Visualising Transmission Effects
To better understand the transmission effects, we plot their decomposition. We first name the channels:
channelNames = ["Demand Channel", "Wage Channel"];Next, identify the indices of the outcome variable (inflation) and the shock (monetary policy shock em):
idxInflation = model.getVariableIdx('pinfobs');
idxShock = model.getShockIdx('em');Then collect the transmission effects into a cell array:
cellChannelEffects = {effectDemand, effectWage};Finally, create the decomposition plot:
fig = plotDecomposition(idxInflation, irfs(:, idxShock, :), cellChannelEffects, channelNames);The plot shows:
- Total effect (black scatter-line)
- Effect through the demand channel (blue bars)
- Effect through the wage channel (red bars)
Using an Alternative Transmission Matrix
Wegner et al. (2025) also explore an alternative ordering, where wages are placed second to last. We define the new ordering as:
order = {'robs', 'labobs', 'dc', 'dinve', 'dy', 'dw', 'pinfobs'};Transmission channels and effects are then redefined and recomputed:
% Defining the channel again.
channelDemandAlt = model.notThrough('dw', 0:maxHorizon, order);
channelWageAlt = ~channelDemandAlt;
% Computing the alternative effects
effectDemandAlt = model.transmission('em', channelDemandAlt, order, maxHorizon);
effectWageAlt = model.transmission('em', channelWageAlt, order, maxHorizon);The decomposition plot for the alternative ordering can be created as follows:
channelNames = ["Demand Channel", "Wage Channel"];
idxInflation = model.getVariableIdx("pinfobs");
idxShock = model.getShockIdx('em');
cellChannelEffectsAlt = {effectDemandAlt, effectWageAlt};
fig = plotDecomposition(idxInflation, irfs(:, idxShock, :), cellChannelEffectsAlt, channelNames);The resulting plot mirrors the previous setup, with the only difference being the transmission matrix. The black scatter-line and the blue and red bars retain the same meaning as in the previous plot: the black scatter-line shows the total effect, the blue bars represent the demand channel, and the red bars represent the wage channel.
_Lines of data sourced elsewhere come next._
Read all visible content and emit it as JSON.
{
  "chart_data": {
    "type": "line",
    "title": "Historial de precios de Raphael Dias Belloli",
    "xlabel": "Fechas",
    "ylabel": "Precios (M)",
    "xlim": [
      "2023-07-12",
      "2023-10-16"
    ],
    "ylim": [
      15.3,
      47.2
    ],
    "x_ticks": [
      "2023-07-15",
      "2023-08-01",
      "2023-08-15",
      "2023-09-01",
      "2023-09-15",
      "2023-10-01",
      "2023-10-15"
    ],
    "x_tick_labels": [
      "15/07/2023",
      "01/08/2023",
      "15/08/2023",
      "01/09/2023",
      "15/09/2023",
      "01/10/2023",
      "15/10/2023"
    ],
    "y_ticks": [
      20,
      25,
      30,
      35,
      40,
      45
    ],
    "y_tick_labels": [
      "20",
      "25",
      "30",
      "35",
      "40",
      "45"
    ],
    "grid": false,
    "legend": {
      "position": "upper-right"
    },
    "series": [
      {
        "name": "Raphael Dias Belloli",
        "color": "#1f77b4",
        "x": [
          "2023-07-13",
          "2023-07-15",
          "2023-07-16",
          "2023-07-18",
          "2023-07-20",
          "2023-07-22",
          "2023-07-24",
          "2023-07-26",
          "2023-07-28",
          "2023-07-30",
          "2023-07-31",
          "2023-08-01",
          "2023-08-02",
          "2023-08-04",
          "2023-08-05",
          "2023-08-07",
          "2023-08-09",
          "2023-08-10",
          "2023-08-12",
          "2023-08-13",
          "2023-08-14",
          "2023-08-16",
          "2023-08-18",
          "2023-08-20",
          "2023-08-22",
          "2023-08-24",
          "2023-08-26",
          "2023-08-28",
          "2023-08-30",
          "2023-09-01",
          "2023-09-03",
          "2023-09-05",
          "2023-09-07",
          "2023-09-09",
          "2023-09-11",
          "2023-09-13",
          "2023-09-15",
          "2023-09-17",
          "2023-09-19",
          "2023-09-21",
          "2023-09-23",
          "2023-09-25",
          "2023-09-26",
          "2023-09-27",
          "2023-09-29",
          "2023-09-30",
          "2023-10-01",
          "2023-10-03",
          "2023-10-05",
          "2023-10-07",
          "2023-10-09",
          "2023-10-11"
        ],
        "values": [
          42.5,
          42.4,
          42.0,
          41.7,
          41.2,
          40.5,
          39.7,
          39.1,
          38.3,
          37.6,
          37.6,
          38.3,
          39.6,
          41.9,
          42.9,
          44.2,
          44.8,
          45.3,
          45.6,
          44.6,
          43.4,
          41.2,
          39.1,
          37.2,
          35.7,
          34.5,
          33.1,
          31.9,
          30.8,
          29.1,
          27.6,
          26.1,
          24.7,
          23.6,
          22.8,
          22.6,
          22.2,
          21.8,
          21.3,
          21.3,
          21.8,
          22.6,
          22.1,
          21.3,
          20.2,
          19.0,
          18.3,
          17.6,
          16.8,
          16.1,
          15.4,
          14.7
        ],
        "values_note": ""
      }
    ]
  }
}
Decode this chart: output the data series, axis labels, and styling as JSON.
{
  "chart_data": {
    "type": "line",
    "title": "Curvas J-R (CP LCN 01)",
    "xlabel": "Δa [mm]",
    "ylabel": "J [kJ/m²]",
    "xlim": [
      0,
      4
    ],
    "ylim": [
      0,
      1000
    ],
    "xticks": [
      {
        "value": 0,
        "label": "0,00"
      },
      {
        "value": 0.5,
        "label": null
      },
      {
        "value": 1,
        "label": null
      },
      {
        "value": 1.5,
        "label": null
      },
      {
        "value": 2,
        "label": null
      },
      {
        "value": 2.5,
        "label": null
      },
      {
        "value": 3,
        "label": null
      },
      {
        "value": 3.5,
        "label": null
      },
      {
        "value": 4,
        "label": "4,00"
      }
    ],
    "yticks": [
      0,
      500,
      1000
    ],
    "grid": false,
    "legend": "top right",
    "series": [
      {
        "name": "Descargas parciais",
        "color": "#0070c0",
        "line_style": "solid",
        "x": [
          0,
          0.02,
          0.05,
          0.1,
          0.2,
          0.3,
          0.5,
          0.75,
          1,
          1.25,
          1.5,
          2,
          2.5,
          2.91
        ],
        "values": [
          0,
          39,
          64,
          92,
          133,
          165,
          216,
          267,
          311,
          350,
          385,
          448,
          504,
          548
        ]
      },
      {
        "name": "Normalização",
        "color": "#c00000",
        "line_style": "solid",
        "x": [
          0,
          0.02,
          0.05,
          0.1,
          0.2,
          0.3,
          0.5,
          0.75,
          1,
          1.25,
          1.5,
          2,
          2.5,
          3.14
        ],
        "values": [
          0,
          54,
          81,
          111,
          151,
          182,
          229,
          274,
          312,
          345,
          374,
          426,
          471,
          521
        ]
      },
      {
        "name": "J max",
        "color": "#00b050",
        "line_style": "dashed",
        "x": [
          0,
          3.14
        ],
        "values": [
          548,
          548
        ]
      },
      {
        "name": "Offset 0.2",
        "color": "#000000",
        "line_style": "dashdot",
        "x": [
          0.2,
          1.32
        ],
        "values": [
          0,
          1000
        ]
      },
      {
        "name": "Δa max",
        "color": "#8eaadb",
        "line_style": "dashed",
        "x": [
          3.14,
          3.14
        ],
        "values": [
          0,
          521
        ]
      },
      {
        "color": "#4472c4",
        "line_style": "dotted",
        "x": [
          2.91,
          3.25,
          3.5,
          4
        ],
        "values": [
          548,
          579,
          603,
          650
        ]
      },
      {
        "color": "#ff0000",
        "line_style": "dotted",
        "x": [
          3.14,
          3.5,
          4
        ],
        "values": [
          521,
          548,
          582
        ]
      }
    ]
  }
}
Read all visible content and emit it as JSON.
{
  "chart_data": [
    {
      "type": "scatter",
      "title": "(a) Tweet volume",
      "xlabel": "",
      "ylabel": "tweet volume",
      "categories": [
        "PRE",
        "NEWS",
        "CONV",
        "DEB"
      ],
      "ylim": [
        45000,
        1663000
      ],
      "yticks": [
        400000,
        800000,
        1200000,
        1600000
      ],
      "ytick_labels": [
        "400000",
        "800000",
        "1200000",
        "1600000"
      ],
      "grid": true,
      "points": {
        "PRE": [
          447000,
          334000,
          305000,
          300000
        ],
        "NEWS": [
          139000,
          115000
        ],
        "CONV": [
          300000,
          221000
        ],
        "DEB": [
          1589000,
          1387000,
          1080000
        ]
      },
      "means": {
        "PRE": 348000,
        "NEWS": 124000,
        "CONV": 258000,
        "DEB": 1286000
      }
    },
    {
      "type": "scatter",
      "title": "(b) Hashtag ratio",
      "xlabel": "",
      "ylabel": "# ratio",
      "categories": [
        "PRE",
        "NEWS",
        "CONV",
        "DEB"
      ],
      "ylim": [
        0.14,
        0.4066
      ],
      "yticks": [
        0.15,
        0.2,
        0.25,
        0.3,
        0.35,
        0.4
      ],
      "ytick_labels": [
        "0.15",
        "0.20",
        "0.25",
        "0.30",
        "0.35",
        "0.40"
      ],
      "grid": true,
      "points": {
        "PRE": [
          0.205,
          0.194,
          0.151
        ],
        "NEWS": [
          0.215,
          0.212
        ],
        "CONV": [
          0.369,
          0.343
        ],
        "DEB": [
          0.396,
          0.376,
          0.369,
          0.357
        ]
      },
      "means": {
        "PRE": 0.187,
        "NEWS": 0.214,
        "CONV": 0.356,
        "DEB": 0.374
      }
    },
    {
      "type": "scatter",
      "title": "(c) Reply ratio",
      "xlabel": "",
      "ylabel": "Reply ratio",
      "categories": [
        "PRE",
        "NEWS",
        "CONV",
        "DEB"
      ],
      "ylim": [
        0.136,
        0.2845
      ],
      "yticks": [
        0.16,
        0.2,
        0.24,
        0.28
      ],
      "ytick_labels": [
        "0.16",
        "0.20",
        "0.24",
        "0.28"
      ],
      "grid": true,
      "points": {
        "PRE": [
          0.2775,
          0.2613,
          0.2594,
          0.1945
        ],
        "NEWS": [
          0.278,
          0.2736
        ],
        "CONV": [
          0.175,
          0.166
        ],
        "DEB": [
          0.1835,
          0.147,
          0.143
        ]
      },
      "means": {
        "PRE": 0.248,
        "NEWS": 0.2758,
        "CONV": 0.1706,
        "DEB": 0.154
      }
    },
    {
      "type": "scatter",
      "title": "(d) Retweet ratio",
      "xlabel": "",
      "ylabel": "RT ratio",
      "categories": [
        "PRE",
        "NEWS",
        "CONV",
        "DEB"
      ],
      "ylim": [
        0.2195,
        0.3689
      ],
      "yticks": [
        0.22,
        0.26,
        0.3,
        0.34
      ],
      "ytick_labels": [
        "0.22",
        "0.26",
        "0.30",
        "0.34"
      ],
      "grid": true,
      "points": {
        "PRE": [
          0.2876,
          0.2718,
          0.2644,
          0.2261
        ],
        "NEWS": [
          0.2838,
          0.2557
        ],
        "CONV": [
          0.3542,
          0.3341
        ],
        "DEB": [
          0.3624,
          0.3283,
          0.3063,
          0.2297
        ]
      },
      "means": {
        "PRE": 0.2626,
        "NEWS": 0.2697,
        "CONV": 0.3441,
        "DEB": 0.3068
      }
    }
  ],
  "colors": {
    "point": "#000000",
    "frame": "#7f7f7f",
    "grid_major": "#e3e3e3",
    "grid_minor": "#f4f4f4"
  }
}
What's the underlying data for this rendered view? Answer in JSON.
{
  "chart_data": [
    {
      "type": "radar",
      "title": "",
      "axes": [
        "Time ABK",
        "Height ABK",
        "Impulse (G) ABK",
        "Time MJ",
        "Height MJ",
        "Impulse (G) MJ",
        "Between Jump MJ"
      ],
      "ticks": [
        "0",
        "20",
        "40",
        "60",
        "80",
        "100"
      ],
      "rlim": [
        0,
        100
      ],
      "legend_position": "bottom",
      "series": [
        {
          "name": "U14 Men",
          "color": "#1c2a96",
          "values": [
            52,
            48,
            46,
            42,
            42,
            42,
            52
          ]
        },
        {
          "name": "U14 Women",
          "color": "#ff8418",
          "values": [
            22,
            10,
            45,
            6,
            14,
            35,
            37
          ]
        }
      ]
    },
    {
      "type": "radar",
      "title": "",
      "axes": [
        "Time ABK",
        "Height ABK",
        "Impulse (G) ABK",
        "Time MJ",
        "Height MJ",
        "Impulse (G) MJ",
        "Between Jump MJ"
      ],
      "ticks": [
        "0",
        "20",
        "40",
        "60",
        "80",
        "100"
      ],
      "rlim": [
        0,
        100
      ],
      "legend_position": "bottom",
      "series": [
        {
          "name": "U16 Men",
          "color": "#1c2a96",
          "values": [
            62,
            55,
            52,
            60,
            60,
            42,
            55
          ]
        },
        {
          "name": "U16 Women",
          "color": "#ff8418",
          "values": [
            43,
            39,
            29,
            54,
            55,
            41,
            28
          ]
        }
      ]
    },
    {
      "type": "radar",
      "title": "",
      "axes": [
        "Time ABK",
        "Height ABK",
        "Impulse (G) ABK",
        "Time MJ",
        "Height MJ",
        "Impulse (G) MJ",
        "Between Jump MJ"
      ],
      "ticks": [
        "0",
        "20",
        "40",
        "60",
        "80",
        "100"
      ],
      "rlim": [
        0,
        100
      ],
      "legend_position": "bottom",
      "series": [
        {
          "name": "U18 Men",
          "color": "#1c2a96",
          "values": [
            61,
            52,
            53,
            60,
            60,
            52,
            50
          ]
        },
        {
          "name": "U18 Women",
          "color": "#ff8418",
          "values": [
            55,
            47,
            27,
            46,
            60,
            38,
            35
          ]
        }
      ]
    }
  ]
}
Comparing Transmission Effects of Different Transmission Matrices
We can place Figure 1 and Figure 2 side-by-side for comparison. As shown in Figure 3, differences are minor:
A more precise comparison uses the plotCompareDecompositions function. The following code generates Figure Figure 4:
fig = plotCompareDecompositions(...
idxInflation, ...
irfs(:, idxShock, :), ...
cellChannelEffectsAlt, ...
cellChannelEffects, ...
channelNames, ...
["Ordering 2", "Ordering 1"] ...
);Figure Figure 4 shows small but detectable differences, as predicted by theory.